Zehner’s first day as Executive Director and the first day of the organization’s 2020-2021 year included a meeting to commence its next strategic planning process. The agency’s current strategic plan concludes in 2021 and the organization continues to respond to the more immediate and long-term effects of the global COVID-19 pandemic.
“I undertake this new responsibility inspired and humbled by the impact that our organization makes on people’s lives with interventions that may appear small in scope but are enormous in significance,” Zehner said. “It is our charge to make today a pivotal moment from which we carry forward our progress while we remain faithful to the legacy of service that has shaped us for nearly a century.”
Zehner brings to his work as Executive Director 20 years of experience in the Lehigh Valley region’s nonprofit industry and an emotional connection with the organization’s mission because of obstacles encountered by his late paternal grandfather, who was legally blind throughout his life.
In his time with the Center for Vision Loss, Zehner has led creation of its 2018-2021 strategic plan, strengthened its Board of Directors, increased revenue in several categories, recreated its event portfolio, and fostered important new partnerships.
In his prior work with United Way of the Greater Lehigh Valley, the Literacy Center of the Lehigh Valley, and the Da Vinci Science Center, Zehner specialized in communications, creative promotions, news media relations, marketing, multi-platform content production, and fundraising as he progressed into roles of increased responsibility.
The Center for Vision Loss empowers people with visual impairments to seize their independence and advances healthy eyesight. With operations in Pennsylvania’s Lehigh Valley and Monroe County, it combines a service tradition motivated by Helen Keller’s advocacy in 1928 with contemporary practices and state-of-the-art technologies. The organization’s support and rehabilitative services promote the accomplishment of daily tasks, increased access to medical services and food supplies, enhanced personal wellness, and extended self-sufficiency. Its free vision screenings for children stimulate success in school and its community education programs advocate for eye health and safety. All agency services are provided at little or no cost, and more than 80% of its clients with vision loss are from low-income households.
The Center for Vision Loss is an independent member of the Pennsylvania Association for the Blind (PAB) that is accredited nationally by the Association for Education and Rehabilitation of the Blind and Visually Impaired (AER) and affiliated with the VisionServe Alliance, a network of nearly 120 North American agencies that serve people with impaired sight.
See Also: Dennis Zehner’s Greeting to Constituents
It is Our Charge to Pursue a Path of Purpose
July 1, 2020
It is my privilege to begin work today as Executive Director of the Center for Vision Loss. I am indebted personally and professionally to my predecessor, Douglas Yingling, and I offer my heartfelt wishes for his well-deserved retirement.
There were plans to provide you opportunities to meet me prior to today. However, as we have been reminded repeatedly in recent months, life does not always proceed according to plan. As a matter of fact, every one of our clients with vision loss engaged with our organization because life did not proceed exactly as they had planned.
When they first reached out to us, however, our clients chose to resist a path of pity and to pursue a path of purpose – to seize their personal independence. They chose to harness their determination, adaptability, and self-belief to seek the same experiences of achievement, dignity, and hope that those with 20/20 sight pursue every day.

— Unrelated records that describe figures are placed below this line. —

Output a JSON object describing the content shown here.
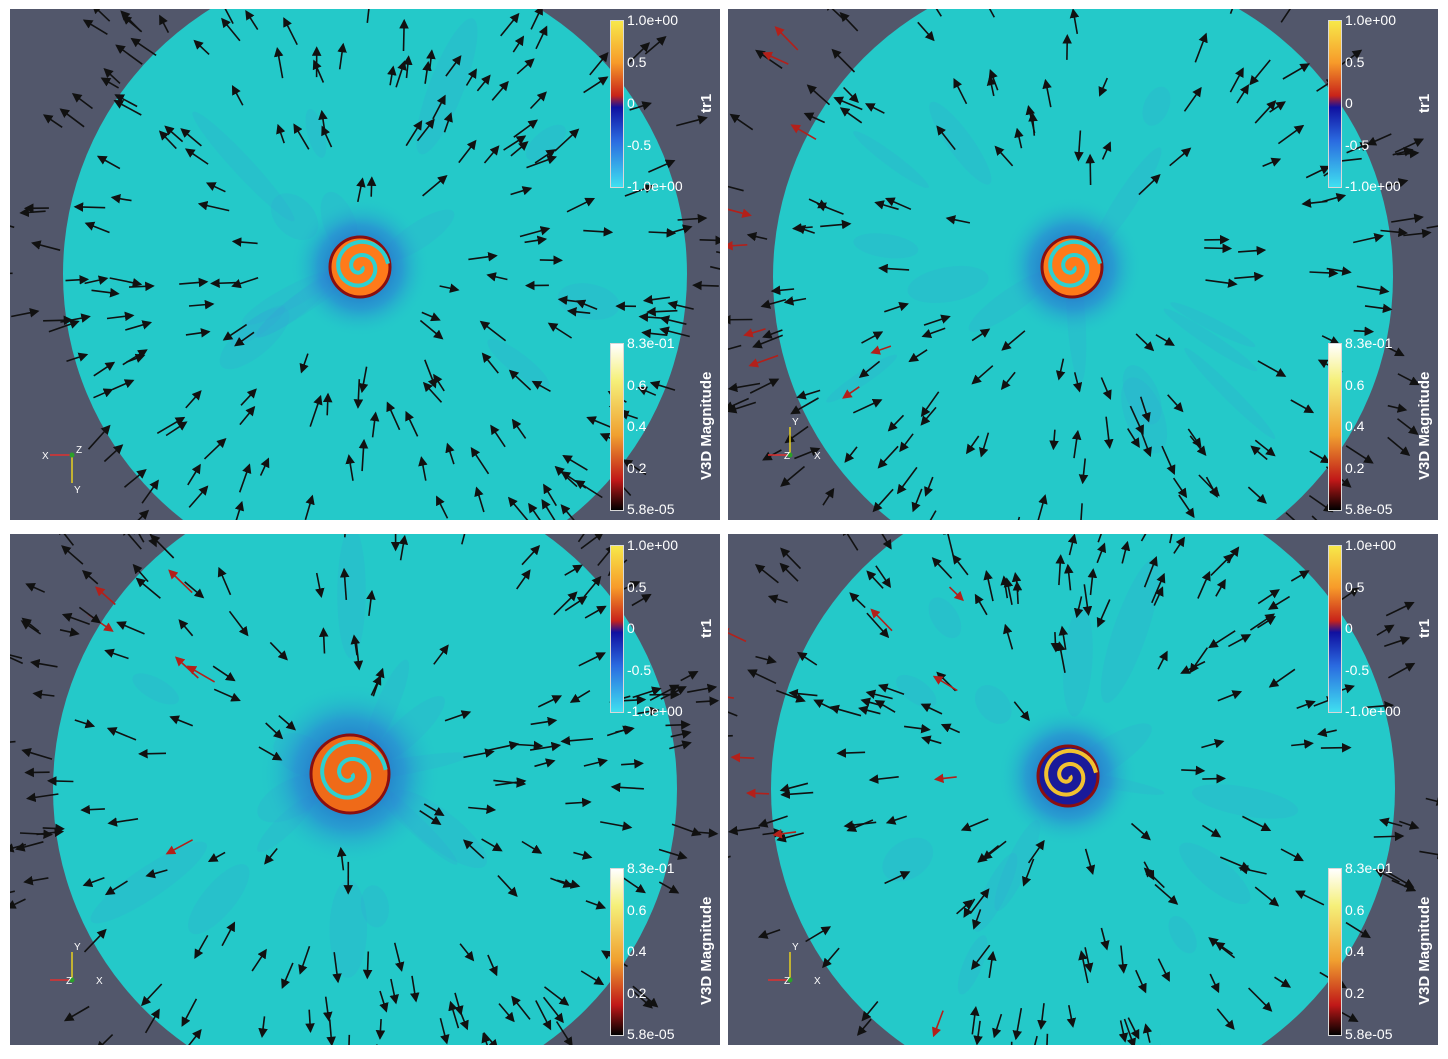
{
  "colors": {
    "background": "#52576b",
    "fluid": "#24c9c9",
    "arrow_slow": "#111111",
    "arrow_fast": "#b3201a"
  },
  "panels": [
    {
      "id": "top-left",
      "tr1_bar": {
        "title": "tr1",
        "ticks": [
          "1.0e+00",
          "0.5",
          "0",
          "-0.5",
          "-1.0e+00"
        ]
      },
      "v3d_bar": {
        "title": "V3D Magnitude",
        "ticks": [
          "8.3e-01",
          "0.6",
          "0.4",
          "0.2",
          "5.8e-05"
        ]
      },
      "axes": {
        "labels": [
          "X",
          "Z",
          "Y"
        ],
        "icon": "xzy-orientation-axes-icon"
      }
    },
    {
      "id": "top-right",
      "tr1_bar": {
        "title": "tr1",
        "ticks": [
          "1.0e+00",
          "0.5",
          "0",
          "-0.5",
          "-1.0e+00"
        ]
      },
      "v3d_bar": {
        "title": "V3D Magnitude",
        "ticks": [
          "8.3e-01",
          "0.6",
          "0.4",
          "0.2",
          "5.8e-05"
        ]
      },
      "axes": {
        "labels": [
          "Y",
          "Z",
          "X"
        ],
        "icon": "yzx-orientation-axes-icon"
      }
    },
    {
      "id": "bottom-left",
      "tr1_bar": {
        "title": "tr1",
        "ticks": [
          "1.0e+00",
          "0.5",
          "0",
          "-0.5",
          "-1.0e+00"
        ]
      },
      "v3d_bar": {
        "title": "V3D Magnitude",
        "ticks": [
          "8.3e-01",
          "0.6",
          "0.4",
          "0.2",
          "5.8e-05"
        ]
      },
      "axes": {
        "labels": [
          "Y",
          "Z",
          "X"
        ],
        "icon": "yzx-orientation-axes-icon"
      }
    },
    {
      "id": "bottom-right",
      "tr1_bar": {
        "title": "tr1",
        "ticks": [
          "1.0e+00",
          "0.5",
          "0",
          "-0.5",
          "-1.0e+00"
        ]
      },
      "v3d_bar": {
        "title": "V3D Magnitude",
        "ticks": [
          "8.3e-01",
          "0.6",
          "0.4",
          "0.2",
          "5.8e-05"
        ]
      },
      "axes": {
        "labels": [
          "Y",
          "Z",
          "X"
        ],
        "icon": "yzx-orientation-axes-icon"
      }
    }
  ]
}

To honor our clients’ example, it is our charge to pursue a path of purpose by making today a pivotal moment from which we carry forward our progress while we remain faithful to the legacy of service that has shaped us for nearly a century. We will begin that pursuit later today when we commence a new strategic planning process.
We hope that this process will be influenced by conversations we have with you in the months ahead. I look forward to those discussions and welcome the opportunity to hear from you in the meantime. Please feel free to contact me at email@example.com with questions, comments, or to just say hello.
Thank you for your meaningful support of our efforts to provide sights of hope for the people of the Lehigh Valley and Monroe County.